When I returned a couple of days later I was informed that I was possed by Satan. The kids had gone home and told their parents what had happened and their parents decided that I was possesed, like Linda Blair. From there, I wasn't just possesed, I worshipped this guy.
Now, if you try to explain that you don't believe in Satan, and therefore can't worship him, to a "christian" you get all kinds of responses.
"You have the power of Satan around you" "You don't have to believe in him to worship him, he controls you" "One day, you'll find out you're the antichrist" "You should be burned at the stake" and other such nonsense. Now, that is my experience with "christians".
Now, my experience with Christians, or those that I would consider "Christ-like" are:
The ones that helped me feed my son when I was a poor single mom and didn't care what my personal beliefs were.
Who gave me clothing so that I could get a job, or go on an interview.
They're the ones who only wish me well.
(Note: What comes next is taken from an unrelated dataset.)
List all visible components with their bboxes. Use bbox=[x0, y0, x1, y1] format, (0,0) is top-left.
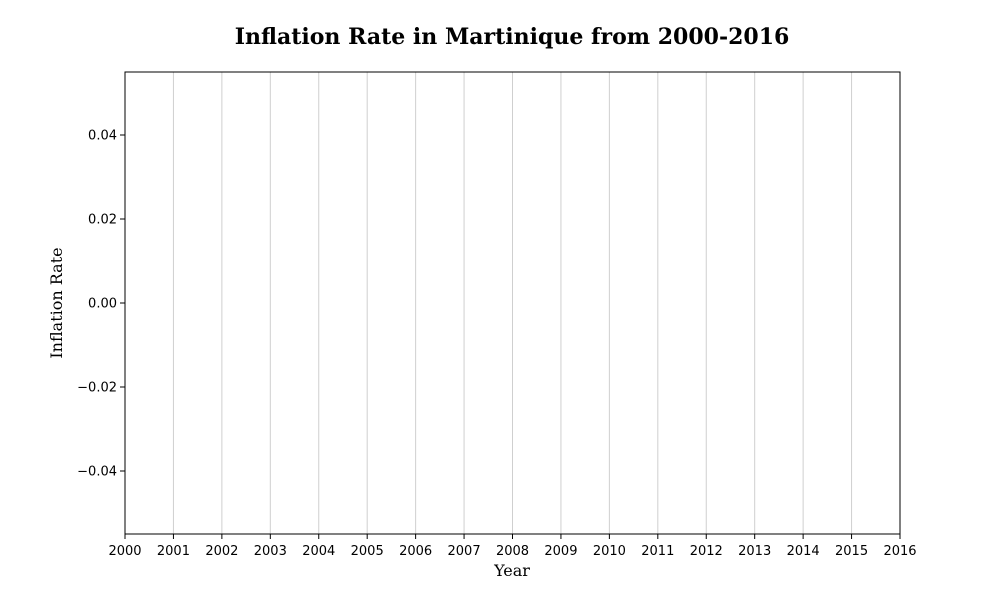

They don't try to tell me that because I seek a Goddess and a God and believe in there is more than one way to Heaven, that I 'm going to Hell.
She is my "sister" and is willing to discuss religious ideals with me without judging me. The "sister" who held my hand while I was screaming, and my leg while I was pushing and my son just seconds after he was born.
The people who love me, though we do not believe the same and still think they're going to see me in Heaven. Not because we believe the same things, but because they believe their God has the ability to "forgive" even after death.
These are the "christians" and the Christians that I know.
First, you don't have to be religious to have morals. My father is one of the most moral men I know, and he's the atheist you're talking too. When it comes to interpreting sscientific evidence, I'd trust him before most anyone else. He's also a scientist, an environmental engineer with a masters in Biology.
Secularism or should I say Naturalism is a religion all of its own. -Lee
You're right, Naturalism is a religion all it's own, it's usually known as Wicca. Those that follow it usually refer to themselves as Witches.
So I am trying to figure out what Evangelical and Fundamental Christian means to you. I don't think the Ammish consider themsleves Evangelical but maybe Fundamentalist. Mennonites might consider themselves both. So do you think all Ammish and Mennonites are religious nuts who blame Satan for most everything that goes wrong? Are all Evangelical / Fundamental Christians nuts who believe bad things happen to people because those people are Satan worshipers?
What does it mean to evangalize? What are the fundamentals of Christianity?
Athiest are not neutral on the subject of morals and science just because they claim they are not religious.
Their is no part of the Christian faith that says religious sects should become stagnant and stop progressing at any certain part of history.